(Vibiznews – Commodity) Harga emas bergerak naik pada hari Senin, 3 Agustus 2026, di sesi perdagangan Asia, setelah Presiden AS Donald Trump mengatakan pembicaraan damai dengan Iran akan dilanjutkan hari ini, yang menyebabkan harga minyak turun dan meredakan kekhawatiran tentang prospek inflasi dan suku bunga.
Harga emas spot bergerak naik 0,22% pada $4.053,48 per ons.
Harga emas berjangka AS kontrak Desember 2026 bergerak naik 0,06% pada $4.109,3 per ons.
Lihat video : Harga Beli Emas Antam Hari ini Senin 3 Agustus 2026 Naik Rp7.000; Harga Buyback Naik Rp11.000
Trump mengatakan sekutu-sekutu utama di Timur Tengah, termasuk Arab Saudi, mendesaknya untuk menangguhkan serangan yang direncanakan dan mengejar kesepakatan diplomatik sebagai gantinya, sambil mengulangi seruannya untuk pembukaan kembali Selat Hormuz dengan cepat.

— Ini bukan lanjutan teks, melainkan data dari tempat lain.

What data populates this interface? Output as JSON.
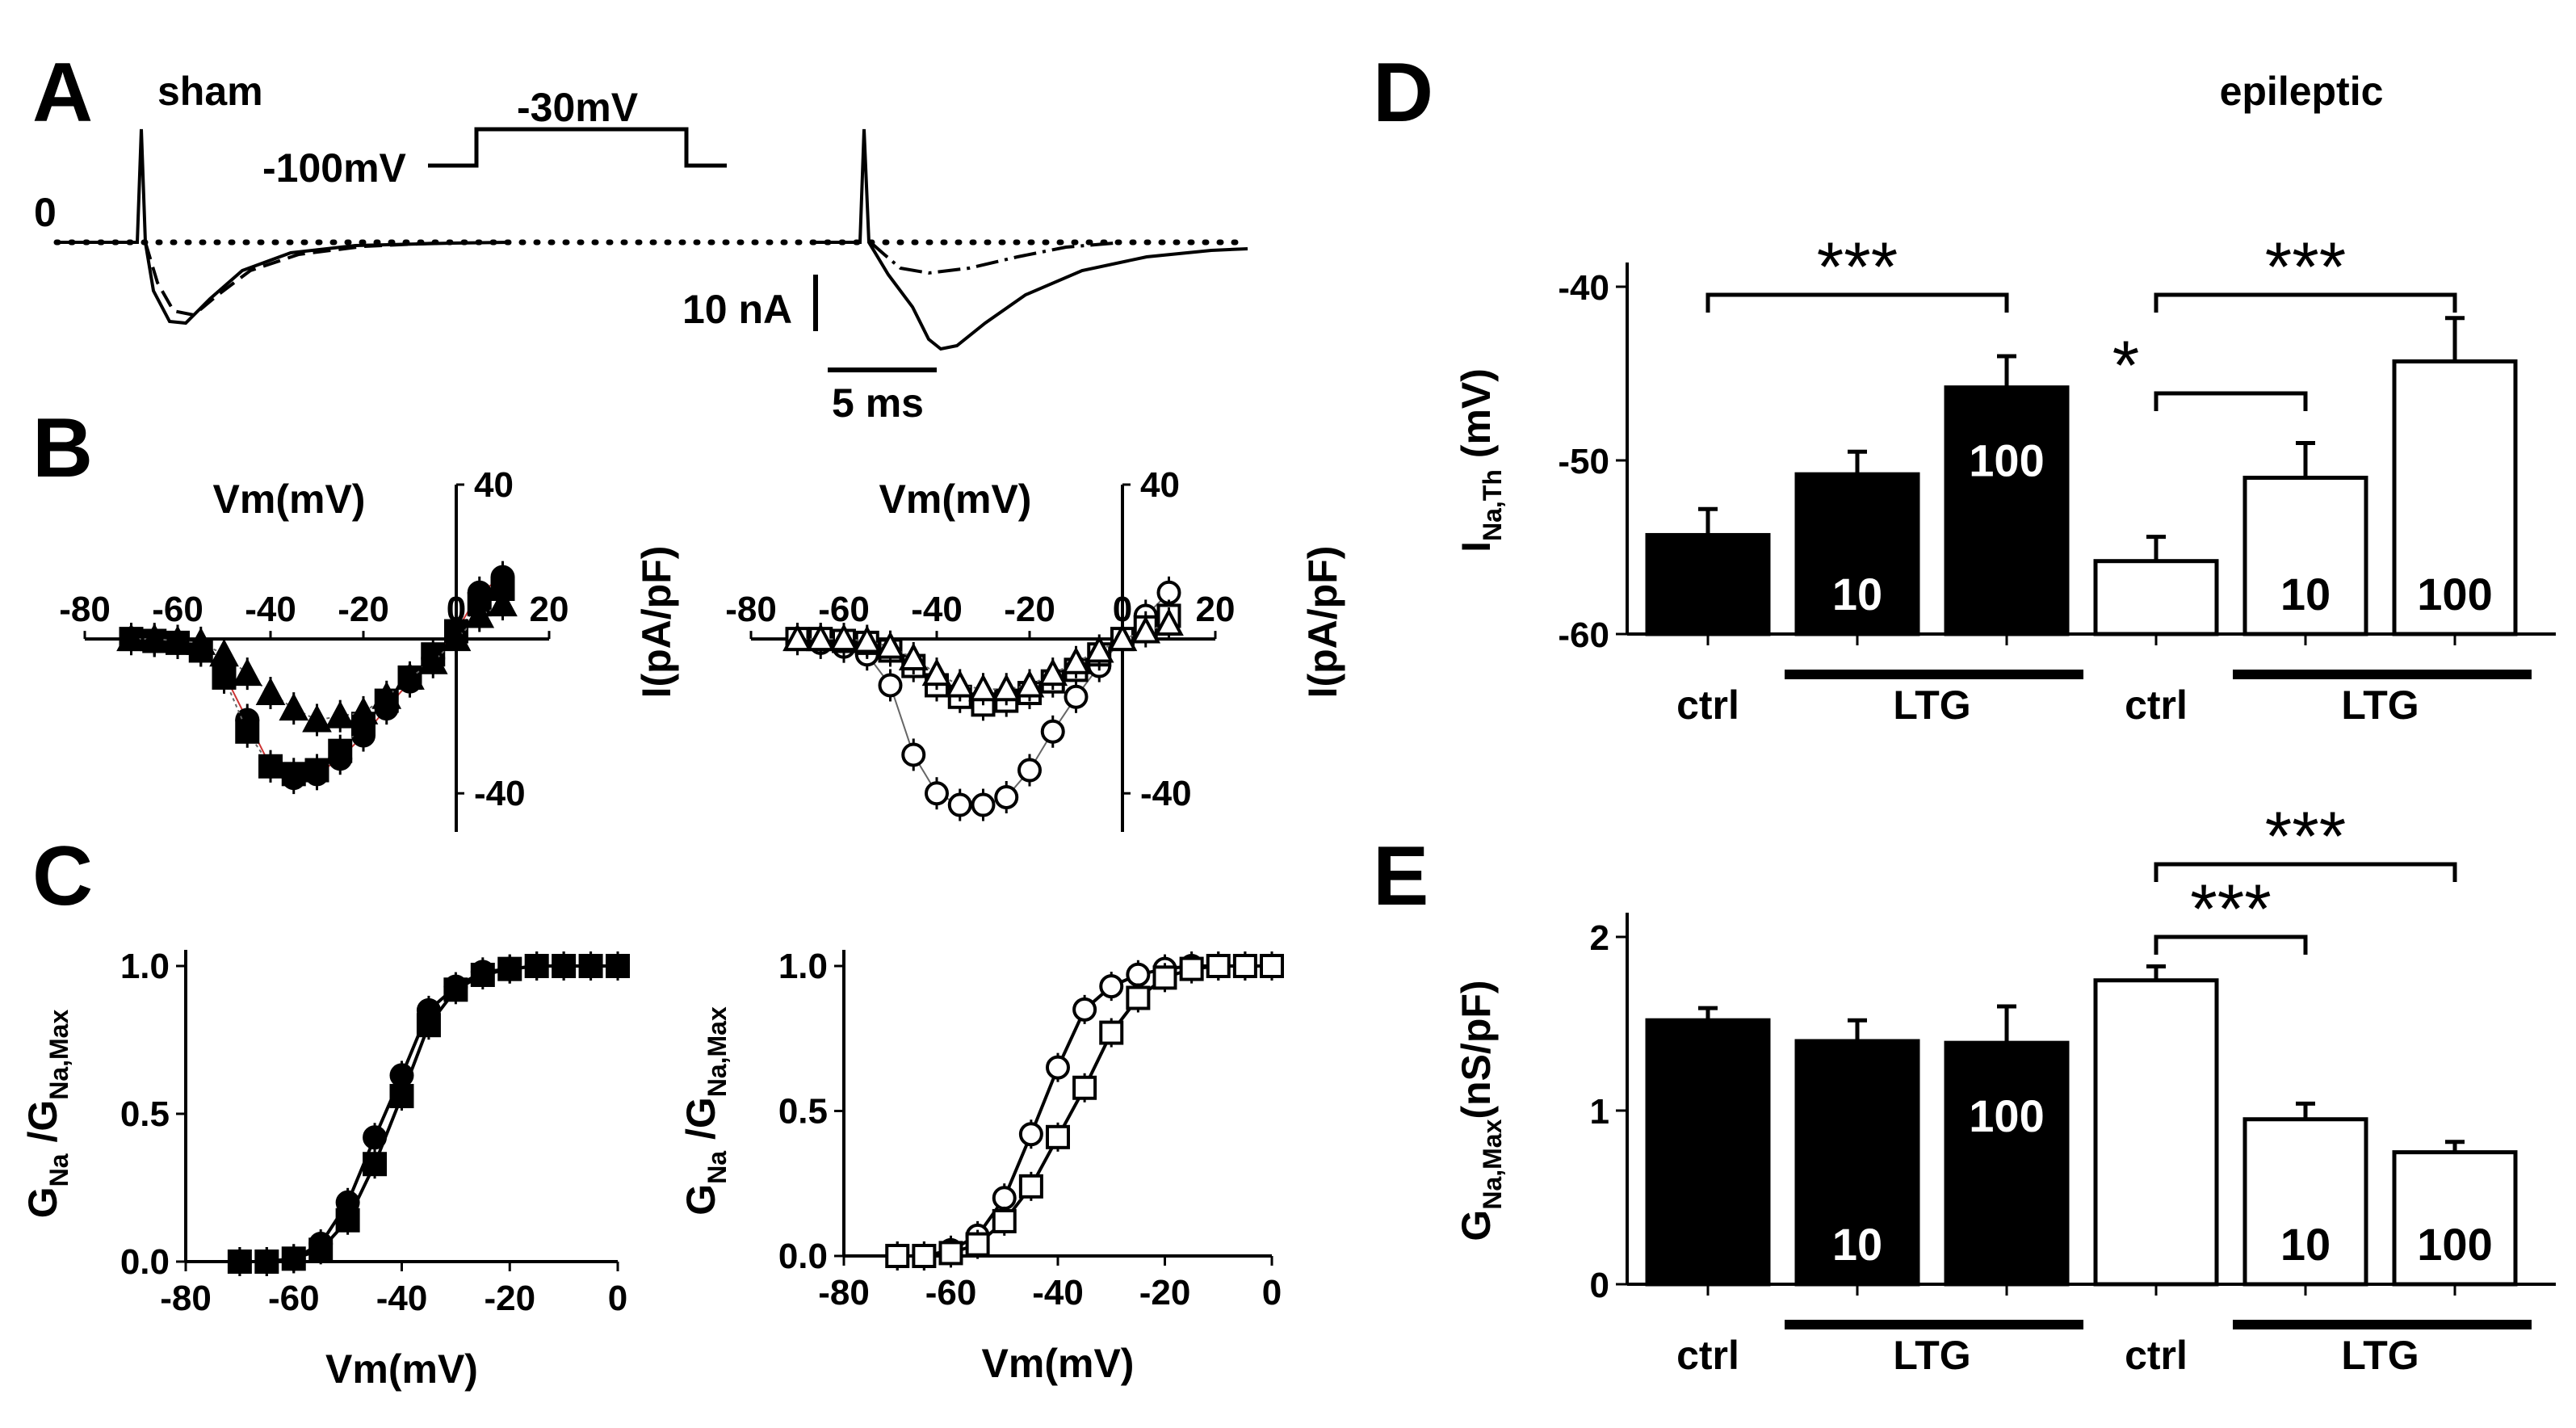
{
  "colors": {
    "ink": "#000000",
    "paper": "#ffffff",
    "red_fit": "#cc3333"
  },
  "chart_data": [
    {
      "panel": "A",
      "type": "line",
      "title": "sham",
      "protocol_labels": [
        "-100mV",
        "-30mV"
      ],
      "zero_label": "0",
      "scale_current": "10 nA",
      "scale_time": "5 ms",
      "traces": [
        {
          "name": "sham trace solid",
          "peak_nA": -16,
          "time_to_peak_ms": 1.2
        },
        {
          "name": "sham trace dashed",
          "peak_nA": -14,
          "time_to_peak_ms": 1.3
        },
        {
          "name": "epileptic trace solid",
          "peak_nA": -20,
          "time_to_peak_ms": 2.3
        },
        {
          "name": "epileptic trace dash-dot",
          "peak_nA": -5,
          "time_to_peak_ms": 1.3
        }
      ]
    },
    {
      "panel": "B-left",
      "type": "scatter",
      "xlabel": "Vm(mV)",
      "ylabel": "I(pA/pF)",
      "xlim": [
        -80,
        20
      ],
      "ylim": [
        -50,
        40
      ],
      "x_ticks": [
        "-80",
        "-60",
        "-40",
        "-20",
        "0",
        "20"
      ],
      "y_ticks": [
        "40",
        "-40"
      ],
      "x": [
        -70,
        -65,
        -60,
        -55,
        -50,
        -45,
        -40,
        -35,
        -30,
        -25,
        -20,
        -15,
        -10,
        -5,
        0,
        5,
        10
      ],
      "series": [
        {
          "name": "ctrl (sham)",
          "marker": "filled-circle",
          "values": [
            0,
            -0.5,
            -1,
            -3,
            -9,
            -21,
            -33,
            -36,
            -35,
            -31,
            -25,
            -18,
            -11,
            -5,
            2,
            12,
            16
          ]
        },
        {
          "name": "LTG 10 (sham)",
          "marker": "filled-square",
          "values": [
            0,
            -0.5,
            -1,
            -3,
            -10,
            -24,
            -33,
            -35,
            -34,
            -29,
            -22,
            -16,
            -10,
            -4,
            2,
            9,
            13
          ]
        },
        {
          "name": "LTG 100 (sham)",
          "marker": "filled-triangle",
          "values": [
            0,
            0,
            -0.5,
            -1,
            -4,
            -9,
            -14,
            -18,
            -21,
            -20,
            -19,
            -15,
            -10,
            -6,
            0,
            6,
            9
          ]
        }
      ]
    },
    {
      "panel": "B-right",
      "type": "scatter",
      "xlabel": "Vm(mV)",
      "ylabel": "I(pA/pF)",
      "xlim": [
        -80,
        20
      ],
      "ylim": [
        -50,
        40
      ],
      "x_ticks": [
        "-80",
        "-60",
        "-40",
        "-20",
        "0",
        "20"
      ],
      "y_ticks": [
        "40",
        "-40"
      ],
      "x": [
        -70,
        -65,
        -60,
        -55,
        -50,
        -45,
        -40,
        -35,
        -30,
        -25,
        -20,
        -15,
        -10,
        -5,
        0,
        5,
        10
      ],
      "series": [
        {
          "name": "ctrl (epileptic)",
          "marker": "open-circle",
          "values": [
            0,
            -1,
            -2,
            -4,
            -12,
            -30,
            -40,
            -43,
            -43,
            -41,
            -34,
            -24,
            -15,
            -7,
            0,
            6,
            12
          ]
        },
        {
          "name": "LTG 10 (epileptic)",
          "marker": "open-square",
          "values": [
            0,
            0,
            -0.5,
            -1,
            -3,
            -7,
            -12,
            -15,
            -17,
            -16,
            -14,
            -11,
            -8,
            -4,
            0,
            3,
            6
          ]
        },
        {
          "name": "LTG 100 (epileptic)",
          "marker": "open-triangle",
          "values": [
            0,
            0,
            0,
            -0.5,
            -2,
            -5,
            -9,
            -12,
            -13,
            -13,
            -12,
            -9,
            -6,
            -3,
            0,
            2,
            4
          ]
        }
      ]
    },
    {
      "panel": "C-left",
      "type": "scatter",
      "xlabel": "Vm(mV)",
      "ylabel_main": "G",
      "ylabel_sub1": "Na",
      "ylabel_mid": " /G",
      "ylabel_sub2": "Na,Max",
      "xlim": [
        -80,
        0
      ],
      "ylim": [
        0,
        1
      ],
      "x_ticks": [
        "-80",
        "-60",
        "-40",
        "-20",
        "0"
      ],
      "y_ticks": [
        "0.0",
        "0.5",
        "1.0"
      ],
      "x": [
        -70,
        -65,
        -60,
        -55,
        -50,
        -45,
        -40,
        -35,
        -30,
        -25,
        -20,
        -15,
        -10,
        -5,
        0
      ],
      "series": [
        {
          "name": "ctrl (sham)",
          "marker": "filled-circle",
          "values": [
            0,
            0,
            0.01,
            0.06,
            0.2,
            0.42,
            0.63,
            0.85,
            0.93,
            0.98,
            0.99,
            1,
            1,
            1,
            1
          ]
        },
        {
          "name": "LTG (sham)",
          "marker": "filled-square",
          "values": [
            0,
            0,
            0.01,
            0.04,
            0.14,
            0.33,
            0.56,
            0.8,
            0.92,
            0.97,
            0.99,
            1,
            1,
            1,
            1
          ]
        }
      ]
    },
    {
      "panel": "C-right",
      "type": "scatter",
      "xlabel": "Vm(mV)",
      "ylabel_main": "G",
      "ylabel_sub1": "Na",
      "ylabel_mid": " /G",
      "ylabel_sub2": "Na,Max",
      "xlim": [
        -80,
        0
      ],
      "ylim": [
        0,
        1
      ],
      "x_ticks": [
        "-80",
        "-60",
        "-40",
        "-20",
        "0"
      ],
      "y_ticks": [
        "0.0",
        "0.5",
        "1.0"
      ],
      "x": [
        -70,
        -65,
        -60,
        -55,
        -50,
        -45,
        -40,
        -35,
        -30,
        -25,
        -20,
        -15,
        -10,
        -5,
        0
      ],
      "series": [
        {
          "name": "ctrl (epileptic)",
          "marker": "open-circle",
          "values": [
            0,
            0,
            0.02,
            0.07,
            0.2,
            0.42,
            0.65,
            0.85,
            0.93,
            0.97,
            0.99,
            1,
            1,
            1,
            1
          ]
        },
        {
          "name": "LTG (epileptic)",
          "marker": "open-square",
          "values": [
            0,
            0,
            0.01,
            0.04,
            0.12,
            0.24,
            0.41,
            0.58,
            0.77,
            0.89,
            0.96,
            0.99,
            1,
            1,
            1
          ]
        }
      ]
    },
    {
      "panel": "D",
      "type": "bar",
      "title": "epileptic",
      "ylabel_main": "I",
      "ylabel_sub": "Na,Th",
      "ylabel_unit": " (mV)",
      "ylim": [
        -60,
        -40
      ],
      "y_ticks": [
        "-40",
        "-50",
        "-60"
      ],
      "categories": [
        "ctrl",
        "10",
        "100",
        "ctrl",
        "10",
        "100"
      ],
      "fills": [
        "black",
        "black",
        "black",
        "white",
        "white",
        "white"
      ],
      "values": [
        -54.3,
        -50.8,
        -45.8,
        -55.8,
        -51.0,
        -44.3
      ],
      "errors": [
        1.5,
        1.3,
        1.8,
        1.4,
        2.0,
        2.5
      ],
      "group_labels": [
        "ctrl",
        "LTG",
        "ctrl",
        "LTG"
      ],
      "significance": [
        {
          "from": 0,
          "to": 2,
          "label": "***"
        },
        {
          "from": 3,
          "to": 5,
          "label": "***"
        },
        {
          "from": 3,
          "to": 4,
          "label": "*"
        }
      ]
    },
    {
      "panel": "E",
      "type": "bar",
      "ylabel_main": "G",
      "ylabel_sub": "Na,Max",
      "ylabel_unit": "(nS/pF)",
      "ylim": [
        0,
        2
      ],
      "y_ticks": [
        "2",
        "1",
        "0"
      ],
      "categories": [
        "ctrl",
        "10",
        "100",
        "ctrl",
        "10",
        "100"
      ],
      "fills": [
        "black",
        "black",
        "black",
        "white",
        "white",
        "white"
      ],
      "values": [
        1.52,
        1.4,
        1.39,
        1.75,
        0.95,
        0.76
      ],
      "errors": [
        0.07,
        0.12,
        0.21,
        0.08,
        0.09,
        0.06
      ],
      "group_labels": [
        "ctrl",
        "LTG",
        "ctrl",
        "LTG"
      ],
      "significance": [
        {
          "from": 3,
          "to": 5,
          "label": "***"
        },
        {
          "from": 3,
          "to": 4,
          "label": "***"
        }
      ]
    }
  ],
  "panel_letters": [
    "A",
    "B",
    "C",
    "D",
    "E"
  ]
}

Investor juga mengalihkan fokus minggu ini kepada data pasar tenaga kerja AS, dengan laporan pekerjaan bulanan yang sangat dinantikan pada hari Jumat.
Pekan lalu, Federal Reserve mempertahankan suku bunga tidak berubah, meskipun tiga pejabat berbeda pendapat, memperingatkan bahwa penundaan tindakan terlalu lama pada akhirnya dapat memerlukan pengetatan kebijakan yang lebih agresif.
Pasar saat ini memperkirakan sekitar 68% kemungkinan kenaikan suku bunga Fed sebesar 25 basis poin pada bulan September.
Analyst Vibiz Research memperkirakan untuk perdagangan selanjutnya, harga emas dapat bergerak naik dengan meredanya ketegangan AS-Iran dapat menurunkan permintaan safe haven dolar AS dan menurunkan harga minyak yang memicu penurunan proyeksi inflasi dan suku bunga.
Harga emas spot diperkirakan bergerak dalam kisaran Resistance $4.097-$4.150. Namun jika turun, akan bergerak dalam kisaran Support $4.007-$3.970.
Harga emas berjangka AS diperkirakan bergerak dalam kisaran Resistance $4.160-$4.213. Namun jika turun, akan bergerak dalam kisaran Support $4.065-$4.023.